35. March 01, Sophos — Malware adopts disguises in attempt to dupe IT defenses. Sophos has revealed the most prevalent malware threats and e−mail hoaxes causing problems for computer users around the world during February 2007. The figures, compiled by Sophos' global network of monitoring stations, show that the HckPk family has had the greatest impact on computer users this month, accounting for more than half of malware seen during February. Hackers are increasingly using encryption and packer tools −− such as those belonging to the HckPk family −− to camouflage their malicious code. January's hardest−hitting worm, Dorf, plus the prevalent Dref mass−mailing worms are just two examples of the malware currently being hidden within HckPk programs. Sophos has also found that cybercriminals are constantly modifying their HckPk disguises in an attempt to bypass IT defenses.

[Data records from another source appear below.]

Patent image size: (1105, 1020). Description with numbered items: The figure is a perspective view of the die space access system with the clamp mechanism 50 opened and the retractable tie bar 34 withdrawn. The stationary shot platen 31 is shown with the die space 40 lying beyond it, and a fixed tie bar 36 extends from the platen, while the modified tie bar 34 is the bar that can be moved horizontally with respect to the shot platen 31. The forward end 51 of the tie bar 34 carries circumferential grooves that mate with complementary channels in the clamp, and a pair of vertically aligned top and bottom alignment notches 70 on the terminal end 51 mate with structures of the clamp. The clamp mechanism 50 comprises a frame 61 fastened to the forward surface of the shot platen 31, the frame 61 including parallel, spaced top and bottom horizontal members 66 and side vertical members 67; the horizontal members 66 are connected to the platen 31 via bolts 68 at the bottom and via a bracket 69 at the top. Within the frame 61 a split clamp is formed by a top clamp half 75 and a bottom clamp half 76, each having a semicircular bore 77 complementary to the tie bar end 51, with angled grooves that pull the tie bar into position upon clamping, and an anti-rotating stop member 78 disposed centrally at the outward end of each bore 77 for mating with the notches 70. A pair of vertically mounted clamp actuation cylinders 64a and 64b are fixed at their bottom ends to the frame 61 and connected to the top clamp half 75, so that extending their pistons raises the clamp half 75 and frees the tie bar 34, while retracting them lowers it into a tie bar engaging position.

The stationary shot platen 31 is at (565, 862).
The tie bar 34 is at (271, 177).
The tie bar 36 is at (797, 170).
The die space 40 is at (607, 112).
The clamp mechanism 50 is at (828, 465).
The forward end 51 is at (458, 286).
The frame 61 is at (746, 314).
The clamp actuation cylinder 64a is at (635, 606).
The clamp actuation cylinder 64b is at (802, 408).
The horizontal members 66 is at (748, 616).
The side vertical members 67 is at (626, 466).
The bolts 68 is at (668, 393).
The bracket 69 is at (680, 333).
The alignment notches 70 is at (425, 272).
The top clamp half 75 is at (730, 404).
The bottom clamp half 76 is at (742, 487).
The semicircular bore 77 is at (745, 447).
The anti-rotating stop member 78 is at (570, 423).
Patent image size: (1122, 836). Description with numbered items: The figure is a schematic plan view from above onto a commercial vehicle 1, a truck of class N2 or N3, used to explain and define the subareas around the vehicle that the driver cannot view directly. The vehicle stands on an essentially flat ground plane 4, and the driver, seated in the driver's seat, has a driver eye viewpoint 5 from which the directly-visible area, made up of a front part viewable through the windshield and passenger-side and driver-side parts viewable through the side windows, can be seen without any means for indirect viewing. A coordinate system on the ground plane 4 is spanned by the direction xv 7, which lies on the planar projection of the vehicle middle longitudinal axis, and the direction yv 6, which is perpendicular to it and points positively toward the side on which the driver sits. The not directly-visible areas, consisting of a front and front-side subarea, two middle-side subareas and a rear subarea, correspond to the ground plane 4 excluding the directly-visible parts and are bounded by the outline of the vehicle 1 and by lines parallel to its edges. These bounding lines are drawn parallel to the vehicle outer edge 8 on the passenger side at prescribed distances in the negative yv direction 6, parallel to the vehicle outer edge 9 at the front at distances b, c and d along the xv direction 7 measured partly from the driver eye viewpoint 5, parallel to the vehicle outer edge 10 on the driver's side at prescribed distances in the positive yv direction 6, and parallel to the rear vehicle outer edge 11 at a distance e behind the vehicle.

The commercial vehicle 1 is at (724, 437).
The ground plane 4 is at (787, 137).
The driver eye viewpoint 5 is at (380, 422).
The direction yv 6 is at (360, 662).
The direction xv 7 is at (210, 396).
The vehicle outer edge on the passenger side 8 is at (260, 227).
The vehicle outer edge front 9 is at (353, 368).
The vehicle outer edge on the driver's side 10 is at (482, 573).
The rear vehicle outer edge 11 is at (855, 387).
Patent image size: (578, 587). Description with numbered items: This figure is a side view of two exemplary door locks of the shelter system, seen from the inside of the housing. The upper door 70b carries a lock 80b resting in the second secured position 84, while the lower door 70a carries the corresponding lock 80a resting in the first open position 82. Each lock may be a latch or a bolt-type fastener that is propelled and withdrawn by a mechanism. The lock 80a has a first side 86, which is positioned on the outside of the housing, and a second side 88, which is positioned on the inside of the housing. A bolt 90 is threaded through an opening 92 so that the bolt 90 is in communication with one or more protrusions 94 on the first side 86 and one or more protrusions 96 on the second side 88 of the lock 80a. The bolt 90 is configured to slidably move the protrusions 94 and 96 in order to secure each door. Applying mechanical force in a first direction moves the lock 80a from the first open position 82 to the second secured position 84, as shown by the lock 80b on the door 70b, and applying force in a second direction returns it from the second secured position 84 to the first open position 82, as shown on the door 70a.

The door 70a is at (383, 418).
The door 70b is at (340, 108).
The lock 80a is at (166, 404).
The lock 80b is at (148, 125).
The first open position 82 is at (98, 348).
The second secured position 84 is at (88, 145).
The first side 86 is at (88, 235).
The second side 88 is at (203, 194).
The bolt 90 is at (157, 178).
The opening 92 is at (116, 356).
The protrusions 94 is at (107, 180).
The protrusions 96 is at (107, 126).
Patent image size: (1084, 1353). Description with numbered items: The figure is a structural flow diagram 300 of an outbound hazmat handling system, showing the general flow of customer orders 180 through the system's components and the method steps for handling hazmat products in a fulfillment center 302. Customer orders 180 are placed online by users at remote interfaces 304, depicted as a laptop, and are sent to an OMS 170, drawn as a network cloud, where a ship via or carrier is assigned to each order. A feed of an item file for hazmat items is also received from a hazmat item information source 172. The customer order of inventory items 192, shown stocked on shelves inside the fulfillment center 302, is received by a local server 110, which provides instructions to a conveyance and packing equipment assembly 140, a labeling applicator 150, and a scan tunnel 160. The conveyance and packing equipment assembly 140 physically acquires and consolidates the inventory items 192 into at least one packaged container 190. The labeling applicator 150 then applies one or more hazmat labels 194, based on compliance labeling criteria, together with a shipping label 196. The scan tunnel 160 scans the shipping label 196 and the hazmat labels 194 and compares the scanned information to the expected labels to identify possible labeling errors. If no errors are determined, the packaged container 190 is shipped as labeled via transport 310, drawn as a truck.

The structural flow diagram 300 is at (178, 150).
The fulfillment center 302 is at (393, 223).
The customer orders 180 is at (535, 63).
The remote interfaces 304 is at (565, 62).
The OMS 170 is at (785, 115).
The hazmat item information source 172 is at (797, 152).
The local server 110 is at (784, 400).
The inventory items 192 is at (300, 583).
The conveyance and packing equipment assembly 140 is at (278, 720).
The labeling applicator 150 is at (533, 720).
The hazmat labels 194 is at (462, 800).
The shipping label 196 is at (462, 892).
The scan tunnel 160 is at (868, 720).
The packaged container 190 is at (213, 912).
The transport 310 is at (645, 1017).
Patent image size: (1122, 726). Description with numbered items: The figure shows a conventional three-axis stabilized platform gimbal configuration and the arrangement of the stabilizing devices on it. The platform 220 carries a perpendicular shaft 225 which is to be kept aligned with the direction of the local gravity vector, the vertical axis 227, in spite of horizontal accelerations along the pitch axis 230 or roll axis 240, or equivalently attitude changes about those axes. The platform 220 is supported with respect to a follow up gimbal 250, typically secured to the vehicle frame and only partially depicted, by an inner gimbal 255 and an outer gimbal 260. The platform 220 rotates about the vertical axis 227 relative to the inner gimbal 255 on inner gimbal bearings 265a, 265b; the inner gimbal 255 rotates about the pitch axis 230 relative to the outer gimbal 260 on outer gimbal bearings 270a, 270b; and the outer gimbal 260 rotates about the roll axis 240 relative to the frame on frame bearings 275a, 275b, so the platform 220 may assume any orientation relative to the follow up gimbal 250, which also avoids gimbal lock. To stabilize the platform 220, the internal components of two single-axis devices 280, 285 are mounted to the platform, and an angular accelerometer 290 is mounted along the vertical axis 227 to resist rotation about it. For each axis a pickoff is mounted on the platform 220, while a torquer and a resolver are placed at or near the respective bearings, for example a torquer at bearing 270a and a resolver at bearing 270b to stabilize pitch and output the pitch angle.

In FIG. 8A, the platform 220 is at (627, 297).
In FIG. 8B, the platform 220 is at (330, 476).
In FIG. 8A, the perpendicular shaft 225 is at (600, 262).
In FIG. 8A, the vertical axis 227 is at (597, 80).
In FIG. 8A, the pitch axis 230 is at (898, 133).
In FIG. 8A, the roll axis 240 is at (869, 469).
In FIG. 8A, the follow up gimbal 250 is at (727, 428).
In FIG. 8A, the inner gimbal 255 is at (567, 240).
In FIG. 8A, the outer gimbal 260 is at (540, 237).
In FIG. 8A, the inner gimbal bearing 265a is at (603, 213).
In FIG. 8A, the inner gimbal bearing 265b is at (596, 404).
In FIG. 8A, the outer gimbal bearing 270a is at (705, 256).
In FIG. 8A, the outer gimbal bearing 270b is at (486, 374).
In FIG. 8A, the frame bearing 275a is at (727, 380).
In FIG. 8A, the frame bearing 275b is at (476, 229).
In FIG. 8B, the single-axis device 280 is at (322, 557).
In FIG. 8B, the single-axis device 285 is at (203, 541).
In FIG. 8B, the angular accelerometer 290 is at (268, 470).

Source: http://www.sophos.com/pressoffice/news/articles/2007/03/topt enfeb07.html

36. February 28, U.S. Computer Emergency Readiness Team — US−CERT Technical Cyber Security Alert TA07−059A: Sun Solaris Telnet Worm. A worm is exploiting a vulnerability in the telnet daemon (in.telnetd) on unpatched Sun Solaris systems. The vulnerability allows the worm (or any attacker) to log in via telnet (23/tcp) with elevated privileges. Further details about the vulnerability are available in Vulnerability Note VU#881872:
Because VU#881872 is trivial to exploit and sufficient technical detail is publicly available, any attacker, not just this worm, could exploit vulnerable systems. Sun has published information about the worm in the Security Sun Alert Feed including an inoculation script that disables the telnet daemon and reverses known changes made by the worm:
http://blogs.sun.com/security/entry/solaris_in_telnetd_worm_ seen
Solution: To address VU#881872, apply the appropriate patches referenced in Sun Alert Notification 102802: http://sunsolve.sun.com/search/document.do?assetkey=1−26−102 802−1
To recover compromised systems, Sun has provided an inoculation script that disables the telnet daemon and reverses known changes made by the worm:
Note that the inoculation script only recovers from this particular worm. Running the inoculation script does not guarantee system integrity. To fully recover, it may be necessary to rebuild a compromised system using trusted software sources. For more information, see Recovering from an Incident: http://www.cert.org/nav/recovering.html
Source: http://www.uscert.gov/cas/techalerts/TA07−059A.html

37. February 28, CNET News — Symantec incorrectly flags Yahoo Mail as a virus. Yahoo's e−mail service is not infected with a computer virus, despite a warning from Symantec that says it is. Starting sometime on Tuesday, February 27, accessing the beta version of Yahoo Mail on a PC with Symantec's updated antivirus software caused alarm bells to go off. The security software reported finding the "Feebs" worm on the Yahoo Webpages. That warning was in error, Symantec said Wednesday. "Symantec antivirus products...triggered a false−positive alert with Yahoo Mail beta," said Vincent Weafer, a senior director at Symantec Security Response.